Im Systemischen "zeigt" man keine Perspektiven oder Wege. Man glaubt, dass der Mensch selber in sich schon alles nötige trägt, um eine Lösung und einen Weg für sich selber zu finden und ihn auch zu gehen. Veränderungsprozesse von innen sind die nachhaltigsten und die möchte man gerne anstoßen als systemischer Therapeut.
Reframing bedeutet auch Umdeutung der Lebenssituation, der Diagnose, der Symptome und so weiter. Es geht dabei darum, Menschen zu ermutigen, die Dinge in ihrem Leben anders zu betrachten. Positiver und konstruktiver zu betrachten. Das ist manchmal und je nach Depression tatsächlich ein sehr langwieriger Weg, da die Synapsen im Hirn ja quasi daran "gewöhnt" sind, auf eine bestimmte leidvolle Art zu denken. Damit sind auch oft sehr tiefliegende Glaubenssätze verbunden, wie "Ich bin nicht gut (genug), ich bin nichts wert, ich bin dumm, hässlich" etc.
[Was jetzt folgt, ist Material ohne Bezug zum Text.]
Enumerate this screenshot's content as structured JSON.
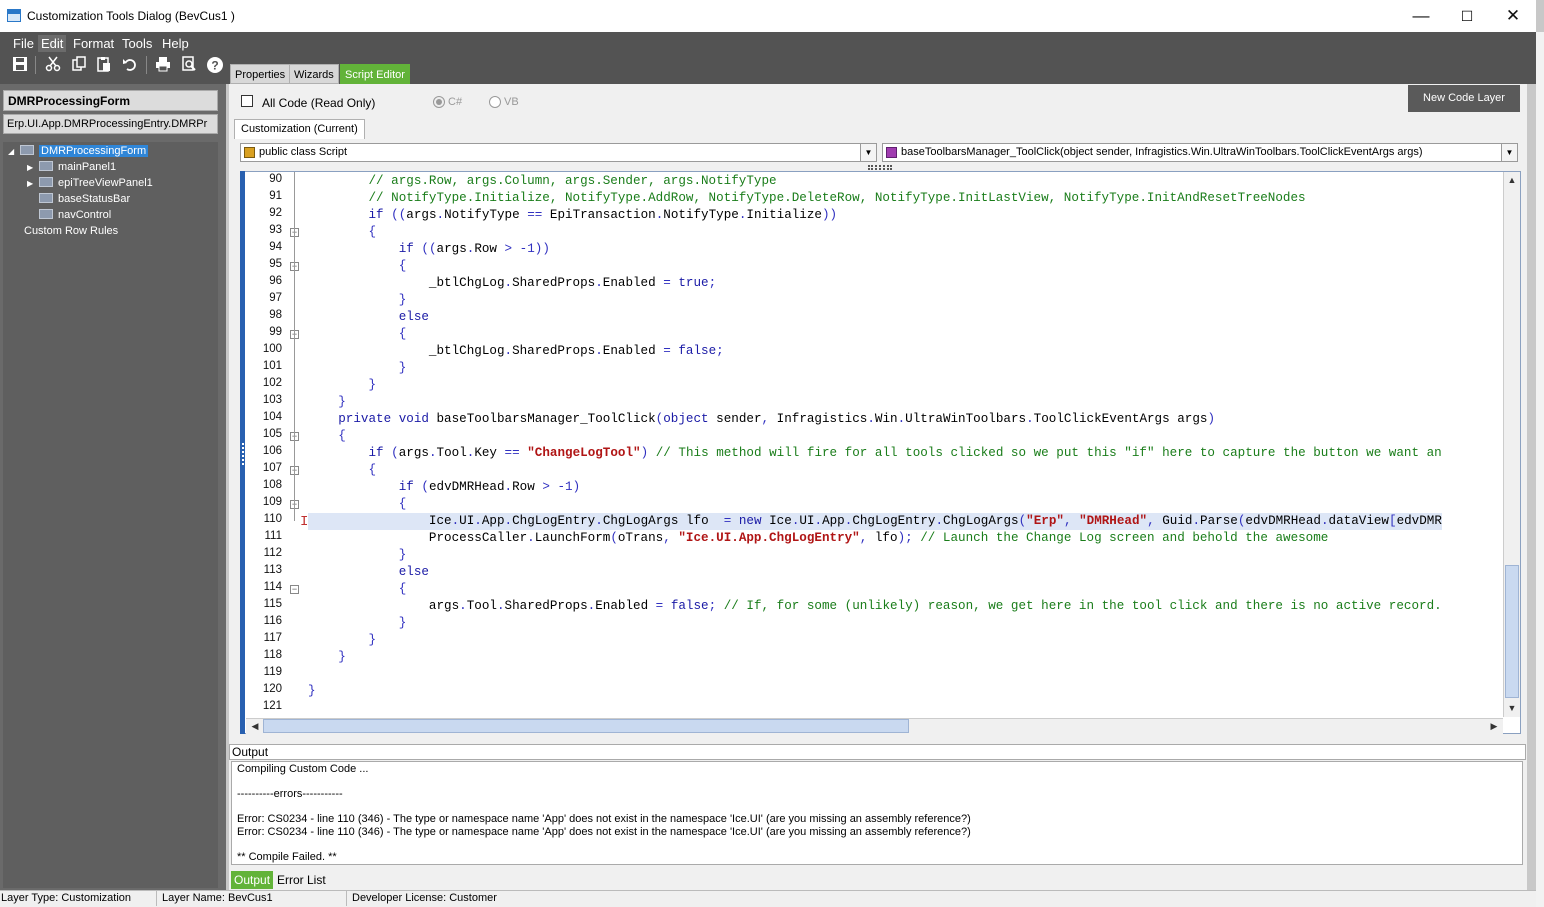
{
  "window": {
    "title": "Customization Tools Dialog  (BevCus1 )",
    "minimize": "—",
    "maximize": "☐",
    "close": "✕"
  },
  "menu": [
    "File",
    "Edit",
    "Format",
    "Tools",
    "Help"
  ],
  "toolbar_icons": [
    "save-icon",
    "cut-icon",
    "copy-icon",
    "paste-icon",
    "undo-icon",
    "print-icon",
    "print-preview-icon",
    "help-icon"
  ],
  "left": {
    "form_title": "DMRProcessingForm",
    "form_class": "Erp.UI.App.DMRProcessingEntry.DMRPr",
    "tree": [
      {
        "label": "DMRProcessingForm",
        "selected": true
      },
      {
        "label": "mainPanel1"
      },
      {
        "label": "epiTreeViewPanel1"
      },
      {
        "label": "baseStatusBar"
      },
      {
        "label": "navControl"
      },
      {
        "label": "Custom Row Rules"
      }
    ]
  },
  "tabs": [
    "Properties",
    "Wizards",
    "Script Editor"
  ],
  "options": {
    "all_code": "All Code (Read Only)",
    "csharp": "C#",
    "vb": "VB",
    "new_code_layer": "New Code Layer"
  },
  "subtab": "Customization (Current)",
  "combos": {
    "left": "public class Script",
    "right": "baseToolbarsManager_ToolClick(object sender, Infragistics.Win.UltraWinToolbars.ToolClickEventArgs args)"
  },
  "code_lines": [
    {
      "n": "90",
      "t": "        // args.Row, args.Column, args.Sender, args.NotifyType"
    },
    {
      "n": "91",
      "t": "        // NotifyType.Initialize, NotifyType.AddRow, NotifyType.DeleteRow, NotifyType.InitLastView, NotifyType.InitAndResetTreeNodes"
    },
    {
      "n": "92",
      "t": "        if ((args.NotifyType == EpiTransaction.NotifyType.Initialize))"
    },
    {
      "n": "93",
      "t": "        {"
    },
    {
      "n": "94",
      "t": "            if ((args.Row > -1))"
    },
    {
      "n": "95",
      "t": "            {"
    },
    {
      "n": "96",
      "t": "                _btlChgLog.SharedProps.Enabled = true;"
    },
    {
      "n": "97",
      "t": "            }"
    },
    {
      "n": "98",
      "t": "            else"
    },
    {
      "n": "99",
      "t": "            {"
    },
    {
      "n": "100",
      "t": "                _btlChgLog.SharedProps.Enabled = false;"
    },
    {
      "n": "101",
      "t": "            }"
    },
    {
      "n": "102",
      "t": "        }"
    },
    {
      "n": "103",
      "t": "    }"
    },
    {
      "n": "104",
      "t": "    private void baseToolbarsManager_ToolClick(object sender, Infragistics.Win.UltraWinToolbars.ToolClickEventArgs args)"
    },
    {
      "n": "105",
      "t": "    {"
    },
    {
      "n": "106",
      "t": "        if (args.Tool.Key == \"ChangeLogTool\") // This method will fire for all tools clicked so we put this \"if\" here to capture the button we want an"
    },
    {
      "n": "107",
      "t": "        {"
    },
    {
      "n": "108",
      "t": "            if (edvDMRHead.Row > -1)"
    },
    {
      "n": "109",
      "t": "            {"
    },
    {
      "n": "110",
      "t": "                Ice.UI.App.ChgLogEntry.ChgLogArgs lfo  = new Ice.UI.App.ChgLogEntry.ChgLogArgs(\"Erp\", \"DMRHead\", Guid.Parse(edvDMRHead.dataView[edvDMR"
    },
    {
      "n": "111",
      "t": "                ProcessCaller.LaunchForm(oTrans, \"Ice.UI.App.ChgLogEntry\", lfo); // Launch the Change Log screen and behold the awesome"
    },
    {
      "n": "112",
      "t": "            }"
    },
    {
      "n": "113",
      "t": "            else"
    },
    {
      "n": "114",
      "t": "            {"
    },
    {
      "n": "115",
      "t": "                args.Tool.SharedProps.Enabled = false; // If, for some (unlikely) reason, we get here in the tool click and there is no active record."
    },
    {
      "n": "116",
      "t": "            }"
    },
    {
      "n": "117",
      "t": "        }"
    },
    {
      "n": "118",
      "t": "    }"
    },
    {
      "n": "119",
      "t": ""
    },
    {
      "n": "120",
      "t": "}"
    },
    {
      "n": "121",
      "t": ""
    }
  ],
  "output": {
    "label": "Output",
    "lines": [
      "Compiling Custom Code ...",
      "",
      "----------errors-----------",
      "",
      "Error: CS0234 - line 110 (346) - The type or namespace name 'App' does not exist in the namespace 'Ice.UI' (are you missing an assembly reference?)",
      "Error: CS0234 - line 110 (346) - The type or namespace name 'App' does not exist in the namespace 'Ice.UI' (are you missing an assembly reference?)",
      "",
      "** Compile Failed. **"
    ]
  },
  "bottom_tabs": [
    "Output",
    "Error List"
  ],
  "status": {
    "layer_type": "Layer Type:  Customization",
    "layer_name": "Layer Name:  BevCus1",
    "license": "Developer License:  Customer"
  },
  "colors": {
    "accent_green": "#62b339",
    "toolbar_gray": "#535353",
    "keyword_blue": "#1a1aa6",
    "comment_green": "#1a7d1a",
    "string_red": "#b01515"
  }
}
Ich kenne das aus meiner Arbeit mit Menschen mit Depressionen nur zu gut, wenn ich frage "Was funktioniert oder läuft denn gut in Ihrem Leben?" und der Klient dann sagt "Also das läuft gut, aber das ist schlecht und das ist schlecht und das ist auch echt nervig..." Daran merke ich zbsp, dass das negativ und destruktive Denken mental schon so tief verankert ist, dass selbst eine Frage nach dem Positiven im Leben mit lauter Negativität gefüllt wird, was diese Person dann zu eher destruktiven, schweren Emotionen führt. Das ist dann leider so ein Teufelskreis. In meiner Arbeit ist es dann das Ziel wirklich manchmal auch kleinschrittig vorzugehen und auch zu respektieren, dass dieser Mensch jetzt halt nicht plötzlich zum Sonnenschein wird, nachdem ich ihn lediglich nach schönen Dingen in seinem Leben befragt habe. Oft steht erstmal das starke Bedürfnis sehr viel Leid zu berichten im Vordergrund, bis die Aufmerksamkeit auf andere Dinge im Leben gelenkt werden können. Ich mag hierbei die Metapher vom vollen Glas, wo nichts anderes hereinpasst, und deshalb erstmal das Glas ausgeleert werden muss, damit neues, klares, erfrischendes Wasser eingeschenkt werden kann^^
Das ist auch vollkommen legitim, denn oft haben diese Menschen auch sehr viel Leid erfahren und ihre Trauer, Wut, Angst, Niedergeschlagenheit ist mehr als berechtigt. Ich versuche dann langsam anzustoßen, dass es bestimmt auch etwas Gutes gibt, auch wenn es nur ein kleiner Samen Gutes ist. Wenn der gefunden wurde, dann versuche ich darauf, Aufmerksamkeit und Achtsamkeit zu legen, bis aus dem Samen, eine Pflanze wird, und daraus ein Bäumchen und irgendwann hoffentlich ein stabiler, großer Baum mit Früchten, sodass aus der Problemtrance hoffentlich eine Denke etabliert ist, die das Gute und die Freude im Leben sieht, sucht und findet.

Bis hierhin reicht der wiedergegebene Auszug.